Savage and Donohue led early, with Jones and Follmer in tow. A blown tire and off-course excursion sent Jones sparking into the pits, but the quick-working pit crew had number 15 quickly back on the track in third place. Later, when Bud Moore's crew was preparing for Jones' routine pit stop, SCCA officials black-flagged Follmer because too many Bud Moore crewmen were over the wall. In truth, Jones had missed the pit sign because of blinding rain, and with his crew waiting, number 15 cruised by for another lap. Ford's Trans-Am coordinator, Fran Hernandez, charged across the pit lane for an explanation, with Bud Moore following. The SCCA prevailed, and Follmer was pulled into the black flag area, warned, and waved on. However, his engine stalled and he had to be pushed-started, losing two minutes. Donohue won the race two laps ahead of Follmer for the first non-Ford win of the 1970 season. Jones finished third.
Climbing out of his car, Jones remarked, "I told you they don't want Ford to win the series."
July 5, 1970: Donnybrooke Trans-Am, Brainerd, Minnesota
Round six went to Milt Minter's Camaro, marking the first Camaro win of 1970. Follmer's Boss 302 finished second, while Jones retired with suspension and tire problems. Mustang's closest competitor in the points race, Javelin, came away empty-handed when Donohue's engine expired. The second Javelin did not enter the race.
Points standings after six races: Mustang 48, Camaro 26, Javelin 25, Challenger 7, Barracuda 5, and Firebird 0. After six races, the Firebird team had failed to finish a race.
July 19, 1970: Road America Trans-Am, Elkhart Lake, Wisconsin
Pontiac's dismal Trans-Am showing suffered a more tragic blow during Saturday's last qualifying run for the Road America Trans-Am. Driver Jerry Titus was attempting to improve his position in the starting grid when, coming off turn 13, he spotted spinning cars ahead, locked his brakes, and skidded nearly head-on into a concrete bridge. A week later, Titus was dead, the result of a skull fracture and internal injuries.
The seventh race of 1970 provided close competition between Donohue, Savage, Posey, Hall, Jones, and Minter. They finished in that order, all on the same lap.
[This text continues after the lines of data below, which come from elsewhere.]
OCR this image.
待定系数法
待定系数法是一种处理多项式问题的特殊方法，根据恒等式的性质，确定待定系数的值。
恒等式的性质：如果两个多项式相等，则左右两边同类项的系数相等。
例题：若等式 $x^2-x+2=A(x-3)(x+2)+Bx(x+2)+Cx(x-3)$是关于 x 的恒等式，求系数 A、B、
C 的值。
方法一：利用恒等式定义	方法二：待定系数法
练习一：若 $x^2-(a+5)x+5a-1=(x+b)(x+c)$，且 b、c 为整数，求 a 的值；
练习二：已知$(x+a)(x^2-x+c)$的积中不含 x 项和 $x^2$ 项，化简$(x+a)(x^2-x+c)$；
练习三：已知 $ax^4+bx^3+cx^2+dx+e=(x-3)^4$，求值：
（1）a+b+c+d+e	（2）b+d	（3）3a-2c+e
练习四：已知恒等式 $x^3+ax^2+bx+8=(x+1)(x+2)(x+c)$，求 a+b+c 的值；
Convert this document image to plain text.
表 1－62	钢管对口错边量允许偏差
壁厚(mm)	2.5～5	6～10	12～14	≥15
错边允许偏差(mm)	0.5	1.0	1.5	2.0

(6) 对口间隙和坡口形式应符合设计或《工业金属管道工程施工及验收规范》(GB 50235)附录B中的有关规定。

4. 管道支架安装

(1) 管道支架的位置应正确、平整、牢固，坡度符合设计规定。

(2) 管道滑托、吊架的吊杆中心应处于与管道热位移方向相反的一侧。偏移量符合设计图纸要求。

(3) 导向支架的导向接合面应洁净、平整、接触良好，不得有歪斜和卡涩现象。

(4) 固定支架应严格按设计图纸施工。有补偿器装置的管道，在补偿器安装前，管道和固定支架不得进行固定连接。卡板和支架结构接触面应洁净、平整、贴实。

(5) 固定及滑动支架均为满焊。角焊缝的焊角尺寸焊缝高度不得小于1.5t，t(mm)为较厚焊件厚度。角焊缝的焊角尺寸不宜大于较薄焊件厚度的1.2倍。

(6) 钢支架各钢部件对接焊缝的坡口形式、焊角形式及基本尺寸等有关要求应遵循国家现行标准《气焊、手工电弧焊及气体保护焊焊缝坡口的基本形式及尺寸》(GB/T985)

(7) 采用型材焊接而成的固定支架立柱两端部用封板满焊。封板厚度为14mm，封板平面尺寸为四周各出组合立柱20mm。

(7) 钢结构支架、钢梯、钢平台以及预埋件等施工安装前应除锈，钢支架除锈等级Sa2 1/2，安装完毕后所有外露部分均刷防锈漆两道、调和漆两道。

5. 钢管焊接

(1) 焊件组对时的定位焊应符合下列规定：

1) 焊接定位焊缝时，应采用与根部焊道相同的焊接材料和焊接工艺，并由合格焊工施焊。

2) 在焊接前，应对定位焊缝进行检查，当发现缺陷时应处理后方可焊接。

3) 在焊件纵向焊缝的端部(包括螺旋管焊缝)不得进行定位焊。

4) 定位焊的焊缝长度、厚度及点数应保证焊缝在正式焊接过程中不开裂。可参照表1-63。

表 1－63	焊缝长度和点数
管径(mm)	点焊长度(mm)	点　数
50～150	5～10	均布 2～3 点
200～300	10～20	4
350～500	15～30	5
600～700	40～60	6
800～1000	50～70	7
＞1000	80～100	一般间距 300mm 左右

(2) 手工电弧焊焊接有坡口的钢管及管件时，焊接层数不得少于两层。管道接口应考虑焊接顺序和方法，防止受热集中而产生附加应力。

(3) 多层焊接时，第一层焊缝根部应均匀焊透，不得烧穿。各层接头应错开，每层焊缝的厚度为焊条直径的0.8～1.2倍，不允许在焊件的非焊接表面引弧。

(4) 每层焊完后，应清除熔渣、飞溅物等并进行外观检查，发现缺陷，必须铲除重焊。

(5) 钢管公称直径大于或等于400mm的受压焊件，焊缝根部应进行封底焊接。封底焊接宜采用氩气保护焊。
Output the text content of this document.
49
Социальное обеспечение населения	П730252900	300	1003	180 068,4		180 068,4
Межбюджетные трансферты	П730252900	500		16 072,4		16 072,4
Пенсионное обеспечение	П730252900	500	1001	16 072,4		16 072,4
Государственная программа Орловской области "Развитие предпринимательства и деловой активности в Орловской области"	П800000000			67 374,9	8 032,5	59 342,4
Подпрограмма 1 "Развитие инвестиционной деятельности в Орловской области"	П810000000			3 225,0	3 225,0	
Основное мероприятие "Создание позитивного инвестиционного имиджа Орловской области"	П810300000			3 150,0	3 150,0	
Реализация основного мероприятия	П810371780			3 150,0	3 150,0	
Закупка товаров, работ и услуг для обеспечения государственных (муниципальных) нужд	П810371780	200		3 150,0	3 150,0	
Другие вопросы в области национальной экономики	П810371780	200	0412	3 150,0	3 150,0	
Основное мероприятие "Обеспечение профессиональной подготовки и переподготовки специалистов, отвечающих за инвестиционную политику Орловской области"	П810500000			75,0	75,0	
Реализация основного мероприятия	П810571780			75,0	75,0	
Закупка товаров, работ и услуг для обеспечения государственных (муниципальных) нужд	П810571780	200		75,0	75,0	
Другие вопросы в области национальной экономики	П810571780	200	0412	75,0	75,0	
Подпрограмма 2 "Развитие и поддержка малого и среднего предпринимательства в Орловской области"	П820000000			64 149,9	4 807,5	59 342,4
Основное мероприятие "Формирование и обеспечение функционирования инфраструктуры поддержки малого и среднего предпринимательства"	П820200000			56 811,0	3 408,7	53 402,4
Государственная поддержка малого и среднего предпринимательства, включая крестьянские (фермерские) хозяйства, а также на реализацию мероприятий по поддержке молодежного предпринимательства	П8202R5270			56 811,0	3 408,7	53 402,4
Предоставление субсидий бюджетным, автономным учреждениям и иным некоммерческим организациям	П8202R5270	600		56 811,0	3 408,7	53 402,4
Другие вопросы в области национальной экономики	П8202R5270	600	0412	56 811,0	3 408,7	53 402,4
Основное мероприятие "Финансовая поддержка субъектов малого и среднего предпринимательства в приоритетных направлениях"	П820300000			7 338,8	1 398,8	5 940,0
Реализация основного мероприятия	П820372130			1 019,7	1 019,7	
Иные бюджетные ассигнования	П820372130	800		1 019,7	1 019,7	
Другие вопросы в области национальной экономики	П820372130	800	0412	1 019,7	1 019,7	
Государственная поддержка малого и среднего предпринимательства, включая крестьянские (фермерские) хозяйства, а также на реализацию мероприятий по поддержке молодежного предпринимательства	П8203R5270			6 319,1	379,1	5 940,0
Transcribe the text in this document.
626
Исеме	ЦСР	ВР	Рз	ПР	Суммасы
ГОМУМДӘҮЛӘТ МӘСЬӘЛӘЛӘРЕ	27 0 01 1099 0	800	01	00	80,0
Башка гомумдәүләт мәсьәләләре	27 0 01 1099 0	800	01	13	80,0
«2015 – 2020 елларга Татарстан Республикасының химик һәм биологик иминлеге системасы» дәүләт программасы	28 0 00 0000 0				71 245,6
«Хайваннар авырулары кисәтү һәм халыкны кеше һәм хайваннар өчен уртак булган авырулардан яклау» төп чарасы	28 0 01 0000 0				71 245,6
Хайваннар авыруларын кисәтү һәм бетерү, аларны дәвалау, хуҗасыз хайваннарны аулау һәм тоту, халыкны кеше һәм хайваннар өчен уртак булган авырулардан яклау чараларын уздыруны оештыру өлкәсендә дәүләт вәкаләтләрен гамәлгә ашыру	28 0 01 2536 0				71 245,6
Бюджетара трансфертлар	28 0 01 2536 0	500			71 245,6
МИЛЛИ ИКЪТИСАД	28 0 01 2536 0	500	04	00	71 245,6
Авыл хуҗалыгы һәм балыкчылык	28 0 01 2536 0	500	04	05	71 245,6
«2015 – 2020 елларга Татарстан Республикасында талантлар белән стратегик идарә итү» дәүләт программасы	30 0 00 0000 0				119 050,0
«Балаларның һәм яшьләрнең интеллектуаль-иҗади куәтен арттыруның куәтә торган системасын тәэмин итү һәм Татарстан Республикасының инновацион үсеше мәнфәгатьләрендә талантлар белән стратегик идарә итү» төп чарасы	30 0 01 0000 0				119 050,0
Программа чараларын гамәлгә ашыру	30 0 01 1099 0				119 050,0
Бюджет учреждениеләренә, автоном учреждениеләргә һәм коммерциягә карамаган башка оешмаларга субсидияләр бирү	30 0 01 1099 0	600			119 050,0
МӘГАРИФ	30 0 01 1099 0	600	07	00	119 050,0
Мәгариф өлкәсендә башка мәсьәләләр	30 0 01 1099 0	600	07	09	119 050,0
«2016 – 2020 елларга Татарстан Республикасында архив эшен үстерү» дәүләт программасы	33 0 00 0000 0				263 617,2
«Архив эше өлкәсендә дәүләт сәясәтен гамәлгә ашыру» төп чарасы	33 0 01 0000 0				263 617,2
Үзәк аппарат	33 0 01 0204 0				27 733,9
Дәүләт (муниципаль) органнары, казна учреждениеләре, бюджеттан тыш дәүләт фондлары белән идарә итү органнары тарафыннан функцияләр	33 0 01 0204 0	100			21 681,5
Follmer failed to complete the first lap, dropping out with suspension problems. The Javelin win and the Boss 302 fifth-place finish provided American Motors with a substantial gain in the point race: Mustang 50, Javelin 34.
August 2, 1970: Le Circuit Trans-Am, St. Jovite, Quebec
With Javelin closing in, Ford threw its racing budget to the wind and signed A.J. Foyt to drive the backup Boss 302 at St. Jovite. During most of the season, Jones had picked the best of the two number 15 cars for each race while the other served as a spare. At St. Jovite, the backup became Foyt's car. However, during a test session after qualifying, Jones ran off course and stuffed the rear of his Mustang into a tree. Jones got the backup car and Foyt watched the race from the pits.
The race became a Javelin-Mustang showdown, Donohue against Jones and Follmer. With help from the Penske pit-crew. Donohue sailed to the checkered flag 61.5 seconds ahead of second place Follmer, who lost time in the pits when he stopped to have a crumpled fender pulled off a tire. Jones, who finished third, lost a lap after spinning off course.
With bad memories still lingering from the 1969 St. Jovite race, Mustang had survived the 1970 event with no casualties except for Jones' prerace shunt with the tree. Mustang's lead was cut to 13 by Donohue's victory.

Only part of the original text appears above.